PARPs Frontline Maintenance Therapy Transforms Advanced Ovarian Cancer With PARP Inhibitors https://www.onclive.com/view/frontline-maintenance-therapy-transforms-advanced-ovarian-cancer-with-parp-inhibitors

Using PARP Inhibitors in Frontline Maintenance Therapy for Ovarian Cancer https://www.cancernetwork.com/view/using-parp-inhibitors-in-frontline-maintenance-therapy-for-ovarian-cancer

@SGO_org Practice statement: Frontline PARP inhibitor maintenance therapy in ovarian cancer: A Society of Gynecologic Oncology practice statement https://www.gynecologiconcology-online.net/article/S0090-8258(20)33747-1/fulltext


Tuesday, October 20, 2020

PARPS and You : How Do You and Your Doctor Decide? November 11, 2020 Chat

 


Recently Drs. Laura Havrilesky, Shelby Reed and Laura Fish reached out to our #gyncsm Twitter community to discuss the development of a shared decision aid for use by women with ovarian cancer who are considering PARPs as maintenance therapy. The first step involves finding out what ovarian cancer patients know and think about PARPs. We love their focus on shared decision making and asking patients! So we have invited them to be our guests for our Wednesday, November 11, 2020, 9pmET #GynCSM Twitter Chat

We invite Ovarian Cancer patients, survivors and advocates to join us for this special discussion as we cover the following topics:

T1: How have you gotten information about PARP inhibitors? Have you seen advertisements (print, TV, social media)? How do social media sources play a role in your information gathering about possible treatments?

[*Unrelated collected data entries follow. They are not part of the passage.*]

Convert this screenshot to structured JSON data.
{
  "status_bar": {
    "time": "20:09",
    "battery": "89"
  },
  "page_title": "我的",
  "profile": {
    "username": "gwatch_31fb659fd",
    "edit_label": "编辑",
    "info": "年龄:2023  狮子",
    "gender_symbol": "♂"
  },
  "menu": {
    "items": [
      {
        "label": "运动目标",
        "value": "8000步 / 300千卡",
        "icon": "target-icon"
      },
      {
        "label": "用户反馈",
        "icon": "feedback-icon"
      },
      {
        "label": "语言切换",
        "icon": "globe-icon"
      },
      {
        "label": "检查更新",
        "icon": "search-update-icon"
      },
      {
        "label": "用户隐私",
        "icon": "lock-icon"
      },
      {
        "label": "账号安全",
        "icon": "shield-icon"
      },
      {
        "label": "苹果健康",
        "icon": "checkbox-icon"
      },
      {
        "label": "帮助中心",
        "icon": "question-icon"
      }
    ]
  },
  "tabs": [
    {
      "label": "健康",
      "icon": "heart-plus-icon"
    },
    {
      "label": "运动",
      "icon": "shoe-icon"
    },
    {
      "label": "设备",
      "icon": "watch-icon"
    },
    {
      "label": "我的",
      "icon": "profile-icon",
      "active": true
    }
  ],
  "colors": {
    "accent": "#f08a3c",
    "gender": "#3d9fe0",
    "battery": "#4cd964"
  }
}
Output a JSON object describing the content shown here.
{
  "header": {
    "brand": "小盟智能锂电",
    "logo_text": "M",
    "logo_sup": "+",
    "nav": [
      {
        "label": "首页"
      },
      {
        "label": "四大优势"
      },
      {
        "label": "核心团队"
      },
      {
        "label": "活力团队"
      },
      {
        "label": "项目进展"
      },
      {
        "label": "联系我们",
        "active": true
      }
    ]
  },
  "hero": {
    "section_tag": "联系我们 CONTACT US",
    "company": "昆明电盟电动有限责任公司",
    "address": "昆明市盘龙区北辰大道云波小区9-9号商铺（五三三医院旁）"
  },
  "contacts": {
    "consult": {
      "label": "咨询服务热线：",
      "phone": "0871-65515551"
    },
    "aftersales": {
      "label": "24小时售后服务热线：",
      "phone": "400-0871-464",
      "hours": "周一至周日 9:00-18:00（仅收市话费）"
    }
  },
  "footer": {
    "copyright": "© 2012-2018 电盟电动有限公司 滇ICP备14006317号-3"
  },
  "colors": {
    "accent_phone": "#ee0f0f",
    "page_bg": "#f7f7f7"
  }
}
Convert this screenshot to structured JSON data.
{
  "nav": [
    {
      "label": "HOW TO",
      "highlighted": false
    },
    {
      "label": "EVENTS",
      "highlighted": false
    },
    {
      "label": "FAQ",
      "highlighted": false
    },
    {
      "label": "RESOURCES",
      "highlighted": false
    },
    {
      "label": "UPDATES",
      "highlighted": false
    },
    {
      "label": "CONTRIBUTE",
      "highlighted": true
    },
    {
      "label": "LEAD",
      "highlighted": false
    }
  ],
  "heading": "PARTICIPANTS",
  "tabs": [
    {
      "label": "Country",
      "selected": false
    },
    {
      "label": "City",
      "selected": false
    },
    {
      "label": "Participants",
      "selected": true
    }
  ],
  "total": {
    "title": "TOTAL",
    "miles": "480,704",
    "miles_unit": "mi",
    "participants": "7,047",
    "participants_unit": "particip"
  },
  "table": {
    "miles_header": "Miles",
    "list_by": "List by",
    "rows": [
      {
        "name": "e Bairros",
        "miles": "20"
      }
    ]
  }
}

T2: Are PARP inhibitors a better fit for certain women than others?

T3: What are the pros and cons of maintenance therapy with PARP inhibitors?

T4: Is there anything you wish you had known earlier about PARP inhibitors?

T5: How do out of pocket expenses play a role in decisions you make about taking a PARP inhibitor?

T6: Are you aware of the current ASCO guidelines about PARP inhibitor maintenance therapy?

We look forward to seeing you all on November 11th!